One of the most important questions you can ask of a doctor is "what happens if we do nothing?"
That works for treatment, but not so much for tests. If you don't know what's going on you don't know what happens if you don't do anything.
Doctors order tests to help them choose the right treatments.

If they have absolutely no idea what the possibilities are then they wouldn't be ordering tests anyway.

>Doctors order tests to help them choose the right treatments.

No they don't, except in very rare cases. Doctors order tests to make a diagnosis. The treatment follows from that.

>If they have absolutely no idea what the possibilities are then they wouldn't be ordering tests anyway.

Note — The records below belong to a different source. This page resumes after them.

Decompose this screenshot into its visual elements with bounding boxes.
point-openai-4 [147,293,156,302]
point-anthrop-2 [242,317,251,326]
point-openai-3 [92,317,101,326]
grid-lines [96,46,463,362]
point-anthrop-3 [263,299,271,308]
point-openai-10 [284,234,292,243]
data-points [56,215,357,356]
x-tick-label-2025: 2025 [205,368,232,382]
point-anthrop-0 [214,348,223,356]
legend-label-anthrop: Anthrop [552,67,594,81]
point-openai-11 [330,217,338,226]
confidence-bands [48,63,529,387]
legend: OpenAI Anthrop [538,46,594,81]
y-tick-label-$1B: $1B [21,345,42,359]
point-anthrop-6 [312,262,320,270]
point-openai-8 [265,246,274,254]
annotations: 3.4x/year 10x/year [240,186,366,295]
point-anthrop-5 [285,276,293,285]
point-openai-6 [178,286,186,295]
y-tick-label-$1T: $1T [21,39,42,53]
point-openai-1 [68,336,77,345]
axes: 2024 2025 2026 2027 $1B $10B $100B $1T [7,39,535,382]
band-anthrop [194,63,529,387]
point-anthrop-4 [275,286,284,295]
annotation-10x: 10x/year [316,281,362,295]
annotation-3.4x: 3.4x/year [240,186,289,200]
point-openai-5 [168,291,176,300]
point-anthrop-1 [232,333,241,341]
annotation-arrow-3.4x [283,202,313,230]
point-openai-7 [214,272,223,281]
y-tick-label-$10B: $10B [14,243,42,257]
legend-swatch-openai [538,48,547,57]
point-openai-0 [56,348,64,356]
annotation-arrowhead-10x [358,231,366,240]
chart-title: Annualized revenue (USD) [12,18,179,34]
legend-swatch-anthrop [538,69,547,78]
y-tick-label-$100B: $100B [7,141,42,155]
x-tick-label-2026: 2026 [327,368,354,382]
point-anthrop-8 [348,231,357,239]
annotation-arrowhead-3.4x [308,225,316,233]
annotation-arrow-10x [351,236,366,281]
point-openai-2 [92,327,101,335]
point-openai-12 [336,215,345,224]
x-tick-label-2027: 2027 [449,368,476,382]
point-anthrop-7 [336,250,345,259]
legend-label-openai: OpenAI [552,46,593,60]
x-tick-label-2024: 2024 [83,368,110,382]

I'm not sure a doctor would have "no idea what the possibilities are" unless you don't have any symptoms. If you don't have any symptoms, why are you at the doctor's office?

> > Doctors order tests to help them choose the right treatments. > No they don't, except in very rare cases. Doctors order tests to make a diagnosis. The treatment follows from that.

What I said didn't contract what you said. If test => diagnosis => treatment then test => treatment.

Without a diagnosis, how could a doctor possibly know the answer to the question "what happens if we do nothing"?
Overtesting is more or less a thing in the U.S. Many tests are not harmless, so even a person who carries an infinite amount of money around would do well to question the necessity of tests.
>Overtesting is more or less a thing in the U.S.

I don't believe that. Over the years I've had to fight to get tests that turned out to be important, and I'm suspicious of government studies showing "overtesting" right when the government is in the process of taking over health care.

You can certainly eliminate a lot of testing without affecting mortality rates significantly. But that's because in absolute terms a lot of extra people have to die before mortality rates are affected significantly.